When she went into labour, she was so calm that she spent the day with family and friends relaxing. She laboured for only three hours on arrival at the hospital and describes her contractions as “intense but bearable.” Her obstetrician, Dr Kiran, gave her alternative ways of doing things. Although present at the birth, she was not actively involved as Jessica was managing just fine by herself.
Being an artist, Jessica confirmed, “I am a very visual person, so when I was doing the hypno-birthing imagery, a butterfly kept coming across my vision. Leila encouraged me to focus on this as my symbol for staying calm.”
Just after the birth, she was inspired to paint a beautiful butterfly picture for her new daughter, Havaani, a very calm and happy baby.
Fran Downes had her second baby using hypno-birthing techniques.
Fran’s first delivery was “nasty” (a marathon three-day labour ending with an episiotomy and ventouse extraction), so when she saw how calm her close friend was, using these techniques, she decided to give it a try.

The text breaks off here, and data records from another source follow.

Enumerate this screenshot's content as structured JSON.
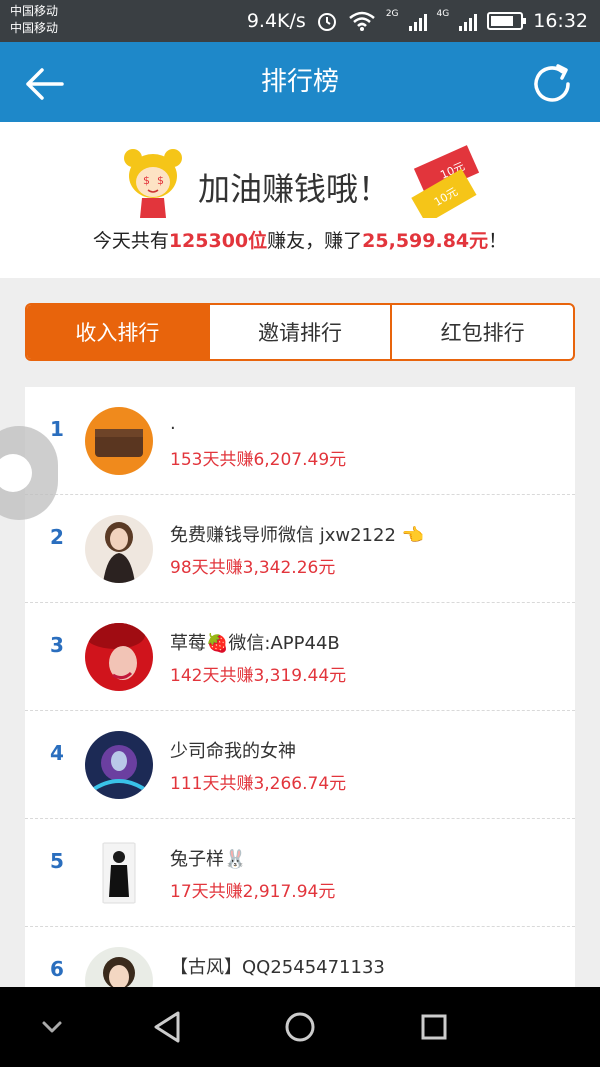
{
  "status": {
    "carrier1": "中国移动",
    "carrier2": "中国移动",
    "speed": "9.4K/s",
    "net2g": "2G",
    "net4g": "4G",
    "time": "16:32"
  },
  "header": {
    "title": "排行榜"
  },
  "banner": {
    "slogan": "加油赚钱哦！",
    "money_label_1": "10元",
    "money_label_2": "10元",
    "summary_prefix": "今天共有",
    "users_count": "125300位",
    "summary_mid": "赚友，赚了",
    "total_amount": "25,599.84元",
    "summary_suffix": "！"
  },
  "tabs": [
    {
      "label": "收入排行",
      "active": true
    },
    {
      "label": "邀请排行",
      "active": false
    },
    {
      "label": "红包排行",
      "active": false
    }
  ],
  "ranking": [
    {
      "rank": "1",
      "name": ".",
      "earn": "153天共赚6,207.49元"
    },
    {
      "rank": "2",
      "name": "免费赚钱导师微信 jxw2122 👈",
      "earn": "98天共赚3,342.26元"
    },
    {
      "rank": "3",
      "name": "草莓🍓微信:APP44B",
      "earn": "142天共赚3,319.44元"
    },
    {
      "rank": "4",
      "name": "少司命我的女神",
      "earn": "111天共赚3,266.74元"
    },
    {
      "rank": "5",
      "name": "兔子样🐰",
      "earn": "17天共赚2,917.94元"
    },
    {
      "rank": "6",
      "name": "【古风】QQ2545471133",
      "earn": ""
    }
  ],
  "colors": {
    "header": "#1e88c9",
    "accent": "#e8640c",
    "highlight": "#e2353c",
    "rank": "#2a6ebe"
  }
}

Even when she was being driven to hospital, even when she panicked and “lost it”, she kept going back to her relaxation techniques. “When I arrived at the hospital, I was told I was 10cms dilated. I don’t think I would have done that without the hypnosis.”
Even though her labour did not go as smoothly as she had hoped, Leila had prepared Fran for this eventuality explaining that, hypno-birthing cannot always prevent difficulties, but it will help you cope with them. “I used the techniques to ride through the pain.”
The doctors and midwives at Awali Hospital followed her birth plan, but after three hours, convinced her to have an episiotomy (a cut in the vulva to make space for the baby’s head). That was when they realized the baby was in a posterior position, always a difficult and painful birth presentation.
Even though she was disappointed by not seeing her birth plan through completely, Fran says, “I felt empowered because I didn’t have any drugs. The baby was very calm; she latched on and fed well. I think it got me over my worry, my obsession - I was deeply, genuinely 100% relaxed.”
Julia De Souza used hypno-birthing techniques for the birth of second baby, son Sasha, as she was determined not to have medical interventions as in her previous labour.
She says Leila changed her whole perspective, from having such a fear of pain - “and childbirth is the ultimate” - to being focussed instead on helping her body to help her baby come out into the world.
“Rather than thinking about what drugs I would need, I could focus on giving birth to my child."
“You have to be open to alternative medicine,” she confirms, “My husband Ken was sceptical, but when he saw the effect it had on me, he changed his mind.”
When her contractions were coming close together, she and her husband set off. She can’t remember the journey so much as her husband’s calming voice which soothed her all the way to Awali Hospital. Thankfully, she remembers her second labour for good reasons. “This time, I remember the experience but not the pain; the first time, I remembered mainly the pain.”
In fact, Julia was so delighted with the outcome she recommends that “Every woman should know about it.”